Hurtigruten cruise ship
Islands around Sommaroy
Views around Sommeroy
Unusually there was another sailing boat on the pontoon in Tromso – a Westerley ocean voyager en route for North Cape and owned by a couple from Yorkshire – they had been very helpful when we berthed yesterday so we invited them and their crew over for coffee. Like us they had been put off going to Spizbergen by the necessity to be armed and the prospect of a long drive caused by lack of wind.
We set off rather hastily about 1pm when we remembered that we had to go back through the narrows south of Tromso where the current runs fast. We calculated we just had time to get there before the tide changed but all calculations are based on estimates of high and low tide using our excellent tide clock. As usual no wind but occasional breezes on the nose, calm and overcast. We got there to find the tide still running in our favour and inevitably met the virtually the only boat we saw all day in the middle of the narrowest bit – it was the Hurtgruten (pronounced hootierooter) the daily cruise ship that goes from Bergen to the Russian Border each boat taking 5 days.

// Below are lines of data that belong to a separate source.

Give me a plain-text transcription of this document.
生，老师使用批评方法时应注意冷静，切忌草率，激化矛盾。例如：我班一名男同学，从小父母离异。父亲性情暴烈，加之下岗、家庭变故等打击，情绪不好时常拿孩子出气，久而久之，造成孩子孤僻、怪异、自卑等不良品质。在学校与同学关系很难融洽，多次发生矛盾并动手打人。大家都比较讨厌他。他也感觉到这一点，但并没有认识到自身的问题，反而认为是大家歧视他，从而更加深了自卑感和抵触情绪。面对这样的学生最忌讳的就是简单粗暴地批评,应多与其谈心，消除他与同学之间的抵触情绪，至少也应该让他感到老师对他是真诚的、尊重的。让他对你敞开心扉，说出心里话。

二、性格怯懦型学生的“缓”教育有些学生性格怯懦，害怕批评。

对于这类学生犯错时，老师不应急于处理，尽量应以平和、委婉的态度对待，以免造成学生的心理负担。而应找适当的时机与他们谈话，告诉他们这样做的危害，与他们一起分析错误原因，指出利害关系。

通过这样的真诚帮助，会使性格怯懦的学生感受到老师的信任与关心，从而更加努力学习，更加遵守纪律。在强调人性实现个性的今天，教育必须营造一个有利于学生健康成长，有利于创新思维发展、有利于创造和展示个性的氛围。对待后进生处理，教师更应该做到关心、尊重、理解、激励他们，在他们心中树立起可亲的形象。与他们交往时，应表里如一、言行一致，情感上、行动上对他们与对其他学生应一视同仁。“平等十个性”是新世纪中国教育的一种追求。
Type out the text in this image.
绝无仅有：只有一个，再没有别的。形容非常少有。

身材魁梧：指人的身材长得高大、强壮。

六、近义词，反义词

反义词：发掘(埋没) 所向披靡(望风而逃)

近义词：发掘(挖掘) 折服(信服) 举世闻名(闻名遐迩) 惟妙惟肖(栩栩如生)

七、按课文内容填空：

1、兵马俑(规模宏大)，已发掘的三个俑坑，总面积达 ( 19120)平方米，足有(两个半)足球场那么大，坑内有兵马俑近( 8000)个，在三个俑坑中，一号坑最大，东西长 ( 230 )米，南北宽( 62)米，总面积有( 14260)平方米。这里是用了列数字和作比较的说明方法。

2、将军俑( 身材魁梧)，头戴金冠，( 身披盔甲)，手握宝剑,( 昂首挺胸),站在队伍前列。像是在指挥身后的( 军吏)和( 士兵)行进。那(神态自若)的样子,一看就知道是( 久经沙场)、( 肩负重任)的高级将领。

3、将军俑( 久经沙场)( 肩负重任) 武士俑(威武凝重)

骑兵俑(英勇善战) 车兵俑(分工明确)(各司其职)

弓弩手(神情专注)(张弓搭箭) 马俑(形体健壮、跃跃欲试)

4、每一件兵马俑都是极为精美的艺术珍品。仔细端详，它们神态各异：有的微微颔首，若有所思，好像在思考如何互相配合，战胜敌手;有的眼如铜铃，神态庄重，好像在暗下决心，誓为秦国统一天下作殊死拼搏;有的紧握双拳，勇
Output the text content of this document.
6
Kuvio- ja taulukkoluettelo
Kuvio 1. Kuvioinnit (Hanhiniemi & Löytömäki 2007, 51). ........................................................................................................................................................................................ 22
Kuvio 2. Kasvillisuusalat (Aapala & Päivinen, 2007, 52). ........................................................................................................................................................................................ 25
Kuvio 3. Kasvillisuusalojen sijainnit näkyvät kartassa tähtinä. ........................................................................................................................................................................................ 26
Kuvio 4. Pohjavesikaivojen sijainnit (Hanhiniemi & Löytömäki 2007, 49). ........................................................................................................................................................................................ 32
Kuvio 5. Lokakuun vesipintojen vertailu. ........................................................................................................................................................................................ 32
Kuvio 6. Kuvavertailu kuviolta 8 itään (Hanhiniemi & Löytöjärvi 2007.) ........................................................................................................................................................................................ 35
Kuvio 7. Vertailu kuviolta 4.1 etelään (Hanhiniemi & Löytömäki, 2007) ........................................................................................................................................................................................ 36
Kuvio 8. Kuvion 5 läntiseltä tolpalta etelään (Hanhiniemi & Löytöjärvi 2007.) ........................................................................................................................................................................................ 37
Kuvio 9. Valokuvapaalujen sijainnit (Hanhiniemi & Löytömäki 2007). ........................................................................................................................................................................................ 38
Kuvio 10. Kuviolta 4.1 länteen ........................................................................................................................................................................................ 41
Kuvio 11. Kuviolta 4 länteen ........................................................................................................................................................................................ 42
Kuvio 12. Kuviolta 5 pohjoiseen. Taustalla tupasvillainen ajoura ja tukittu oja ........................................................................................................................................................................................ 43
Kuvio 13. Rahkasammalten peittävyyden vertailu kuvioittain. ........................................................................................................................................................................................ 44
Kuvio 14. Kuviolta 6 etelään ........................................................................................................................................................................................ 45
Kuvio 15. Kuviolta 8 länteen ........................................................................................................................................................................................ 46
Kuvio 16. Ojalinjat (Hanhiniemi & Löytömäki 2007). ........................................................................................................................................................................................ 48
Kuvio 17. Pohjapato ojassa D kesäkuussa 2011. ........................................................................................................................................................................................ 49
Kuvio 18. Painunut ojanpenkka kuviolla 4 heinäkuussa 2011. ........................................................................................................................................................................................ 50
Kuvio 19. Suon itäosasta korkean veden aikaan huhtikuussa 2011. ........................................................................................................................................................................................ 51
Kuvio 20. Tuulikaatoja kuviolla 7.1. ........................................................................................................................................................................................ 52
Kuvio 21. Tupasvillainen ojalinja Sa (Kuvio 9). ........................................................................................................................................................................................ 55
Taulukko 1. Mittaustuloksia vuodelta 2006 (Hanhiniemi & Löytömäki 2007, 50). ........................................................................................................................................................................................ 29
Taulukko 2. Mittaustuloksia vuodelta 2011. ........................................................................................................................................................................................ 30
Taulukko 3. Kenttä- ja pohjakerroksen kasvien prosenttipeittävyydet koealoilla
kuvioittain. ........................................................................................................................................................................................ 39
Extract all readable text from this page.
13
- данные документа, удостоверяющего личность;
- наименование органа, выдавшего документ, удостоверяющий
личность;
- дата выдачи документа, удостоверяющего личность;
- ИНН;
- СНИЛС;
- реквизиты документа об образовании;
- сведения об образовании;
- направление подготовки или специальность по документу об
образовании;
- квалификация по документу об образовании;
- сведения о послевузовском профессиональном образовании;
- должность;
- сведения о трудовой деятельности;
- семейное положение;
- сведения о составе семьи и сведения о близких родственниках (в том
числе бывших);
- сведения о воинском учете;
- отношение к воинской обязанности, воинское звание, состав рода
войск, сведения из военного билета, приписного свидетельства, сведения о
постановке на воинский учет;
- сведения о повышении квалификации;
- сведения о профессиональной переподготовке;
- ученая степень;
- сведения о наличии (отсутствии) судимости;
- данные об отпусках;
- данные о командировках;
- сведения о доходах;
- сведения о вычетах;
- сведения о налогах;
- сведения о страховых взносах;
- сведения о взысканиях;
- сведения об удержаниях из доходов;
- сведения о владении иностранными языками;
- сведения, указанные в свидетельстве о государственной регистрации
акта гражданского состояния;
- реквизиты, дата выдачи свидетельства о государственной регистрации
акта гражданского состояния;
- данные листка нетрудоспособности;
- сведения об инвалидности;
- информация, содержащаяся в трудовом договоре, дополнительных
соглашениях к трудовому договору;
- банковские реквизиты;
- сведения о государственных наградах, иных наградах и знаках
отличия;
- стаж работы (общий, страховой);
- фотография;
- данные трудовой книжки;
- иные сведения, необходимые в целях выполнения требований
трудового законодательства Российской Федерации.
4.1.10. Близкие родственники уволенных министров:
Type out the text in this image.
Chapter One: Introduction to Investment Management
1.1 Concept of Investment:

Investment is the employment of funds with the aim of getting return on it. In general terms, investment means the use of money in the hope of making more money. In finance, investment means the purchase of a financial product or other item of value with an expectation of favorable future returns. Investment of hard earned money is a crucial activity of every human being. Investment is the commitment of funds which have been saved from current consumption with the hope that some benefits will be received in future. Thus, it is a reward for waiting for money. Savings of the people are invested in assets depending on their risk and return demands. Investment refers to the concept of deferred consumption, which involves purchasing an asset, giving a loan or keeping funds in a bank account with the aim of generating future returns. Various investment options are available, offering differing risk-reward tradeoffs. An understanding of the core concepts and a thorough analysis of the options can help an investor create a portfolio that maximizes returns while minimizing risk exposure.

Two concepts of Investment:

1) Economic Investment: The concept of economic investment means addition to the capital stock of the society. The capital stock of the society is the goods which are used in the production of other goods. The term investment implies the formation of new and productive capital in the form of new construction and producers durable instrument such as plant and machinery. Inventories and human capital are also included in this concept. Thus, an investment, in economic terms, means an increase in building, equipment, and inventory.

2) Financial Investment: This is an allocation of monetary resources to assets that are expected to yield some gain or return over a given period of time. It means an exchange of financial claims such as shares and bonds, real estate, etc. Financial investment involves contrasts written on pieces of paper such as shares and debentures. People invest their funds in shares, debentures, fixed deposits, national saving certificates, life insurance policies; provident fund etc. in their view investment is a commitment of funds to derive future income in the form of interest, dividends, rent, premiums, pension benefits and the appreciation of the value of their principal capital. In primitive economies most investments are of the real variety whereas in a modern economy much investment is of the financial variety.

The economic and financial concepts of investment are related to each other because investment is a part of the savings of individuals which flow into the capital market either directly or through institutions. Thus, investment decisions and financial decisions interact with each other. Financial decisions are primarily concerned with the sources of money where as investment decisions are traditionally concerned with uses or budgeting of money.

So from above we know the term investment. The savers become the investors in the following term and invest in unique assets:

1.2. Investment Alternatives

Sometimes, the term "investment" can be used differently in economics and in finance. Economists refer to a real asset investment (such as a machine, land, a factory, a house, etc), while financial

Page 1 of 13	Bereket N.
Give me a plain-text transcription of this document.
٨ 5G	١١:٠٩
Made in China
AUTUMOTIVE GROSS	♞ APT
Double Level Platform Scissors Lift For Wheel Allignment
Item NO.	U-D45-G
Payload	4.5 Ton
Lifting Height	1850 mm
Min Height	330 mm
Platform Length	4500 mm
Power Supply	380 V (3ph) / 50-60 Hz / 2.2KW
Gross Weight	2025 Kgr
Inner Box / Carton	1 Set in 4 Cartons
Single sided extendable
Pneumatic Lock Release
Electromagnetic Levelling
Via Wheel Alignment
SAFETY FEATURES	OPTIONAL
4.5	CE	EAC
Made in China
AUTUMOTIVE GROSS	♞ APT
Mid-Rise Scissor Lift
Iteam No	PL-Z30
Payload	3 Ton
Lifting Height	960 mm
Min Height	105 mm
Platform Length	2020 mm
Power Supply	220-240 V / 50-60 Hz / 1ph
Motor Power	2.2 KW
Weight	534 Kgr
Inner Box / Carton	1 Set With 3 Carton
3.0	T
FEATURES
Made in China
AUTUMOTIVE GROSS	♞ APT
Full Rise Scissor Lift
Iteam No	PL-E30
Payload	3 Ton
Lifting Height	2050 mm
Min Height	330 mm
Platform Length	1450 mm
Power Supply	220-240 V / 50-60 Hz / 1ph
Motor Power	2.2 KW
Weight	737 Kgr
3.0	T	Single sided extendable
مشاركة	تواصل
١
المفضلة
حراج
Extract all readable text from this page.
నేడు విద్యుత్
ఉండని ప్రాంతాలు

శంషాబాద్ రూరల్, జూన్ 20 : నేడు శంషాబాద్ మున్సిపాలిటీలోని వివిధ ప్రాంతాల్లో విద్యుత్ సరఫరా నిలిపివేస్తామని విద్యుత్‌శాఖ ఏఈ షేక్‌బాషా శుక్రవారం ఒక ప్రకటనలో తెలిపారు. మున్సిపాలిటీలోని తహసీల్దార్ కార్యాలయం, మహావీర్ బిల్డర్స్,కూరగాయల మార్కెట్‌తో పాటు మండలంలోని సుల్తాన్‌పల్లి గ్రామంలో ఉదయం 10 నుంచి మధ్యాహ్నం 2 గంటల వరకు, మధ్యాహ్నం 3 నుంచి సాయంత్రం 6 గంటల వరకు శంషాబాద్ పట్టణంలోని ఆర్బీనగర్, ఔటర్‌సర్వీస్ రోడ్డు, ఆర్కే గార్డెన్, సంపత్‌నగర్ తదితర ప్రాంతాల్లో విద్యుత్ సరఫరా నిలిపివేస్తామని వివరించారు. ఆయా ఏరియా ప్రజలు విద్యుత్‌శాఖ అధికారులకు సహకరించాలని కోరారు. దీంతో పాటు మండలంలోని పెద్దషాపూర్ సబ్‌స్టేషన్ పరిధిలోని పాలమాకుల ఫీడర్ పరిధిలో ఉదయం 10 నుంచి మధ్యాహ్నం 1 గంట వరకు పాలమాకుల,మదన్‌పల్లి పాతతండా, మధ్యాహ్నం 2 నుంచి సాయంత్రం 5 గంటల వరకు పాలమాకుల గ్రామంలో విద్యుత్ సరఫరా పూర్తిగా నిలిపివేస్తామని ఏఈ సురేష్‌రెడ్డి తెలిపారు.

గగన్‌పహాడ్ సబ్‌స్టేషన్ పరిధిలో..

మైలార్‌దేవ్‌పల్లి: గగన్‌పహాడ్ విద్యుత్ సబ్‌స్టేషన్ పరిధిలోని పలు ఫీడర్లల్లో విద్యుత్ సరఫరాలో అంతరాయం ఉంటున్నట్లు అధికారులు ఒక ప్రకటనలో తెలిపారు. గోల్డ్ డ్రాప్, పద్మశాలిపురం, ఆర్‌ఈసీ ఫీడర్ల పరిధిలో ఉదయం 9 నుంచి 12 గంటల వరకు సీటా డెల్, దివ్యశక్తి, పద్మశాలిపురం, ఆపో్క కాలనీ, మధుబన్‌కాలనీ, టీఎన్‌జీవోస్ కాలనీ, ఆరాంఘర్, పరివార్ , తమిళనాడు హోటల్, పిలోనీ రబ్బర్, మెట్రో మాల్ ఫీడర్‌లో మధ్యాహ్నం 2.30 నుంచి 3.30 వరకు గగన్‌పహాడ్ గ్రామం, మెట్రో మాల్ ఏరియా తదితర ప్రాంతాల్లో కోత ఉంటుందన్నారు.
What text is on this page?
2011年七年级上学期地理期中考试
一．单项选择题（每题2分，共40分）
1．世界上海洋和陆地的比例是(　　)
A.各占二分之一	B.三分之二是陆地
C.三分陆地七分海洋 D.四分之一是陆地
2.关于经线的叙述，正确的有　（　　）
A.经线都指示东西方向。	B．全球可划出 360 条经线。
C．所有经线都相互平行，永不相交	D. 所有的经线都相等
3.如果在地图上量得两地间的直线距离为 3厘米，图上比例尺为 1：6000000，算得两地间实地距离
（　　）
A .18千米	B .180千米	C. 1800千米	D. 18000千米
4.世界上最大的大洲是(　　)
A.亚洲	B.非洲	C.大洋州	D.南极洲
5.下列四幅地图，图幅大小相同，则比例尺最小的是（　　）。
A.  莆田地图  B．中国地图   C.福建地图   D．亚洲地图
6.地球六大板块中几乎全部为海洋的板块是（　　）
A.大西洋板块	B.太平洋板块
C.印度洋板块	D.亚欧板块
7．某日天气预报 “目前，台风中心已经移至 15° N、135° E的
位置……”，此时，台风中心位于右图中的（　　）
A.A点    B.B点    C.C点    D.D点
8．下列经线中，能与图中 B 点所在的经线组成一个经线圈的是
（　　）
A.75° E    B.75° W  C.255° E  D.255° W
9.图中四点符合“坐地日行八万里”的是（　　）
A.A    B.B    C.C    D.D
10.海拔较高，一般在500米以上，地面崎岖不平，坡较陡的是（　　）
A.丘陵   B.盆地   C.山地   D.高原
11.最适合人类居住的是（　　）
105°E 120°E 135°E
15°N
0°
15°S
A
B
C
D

At the end of Malangen sound which is overlooked by German second world war fortifications, we turned north for Sommaroy (69⁰38’N 18⁰00’.2E) The book says ‘in settled weather a delightful detour can be made’ to the islands on the NW corner of Kvaloy. We got to this beautiful sheltered little harbour after some intricate rock hopping – the sort of challenge Christopher really enjoys! The friendly fisherman on the pontoon had just got back from a fishing expedition and showed us their catch – several enormous halibut - about 130 cms!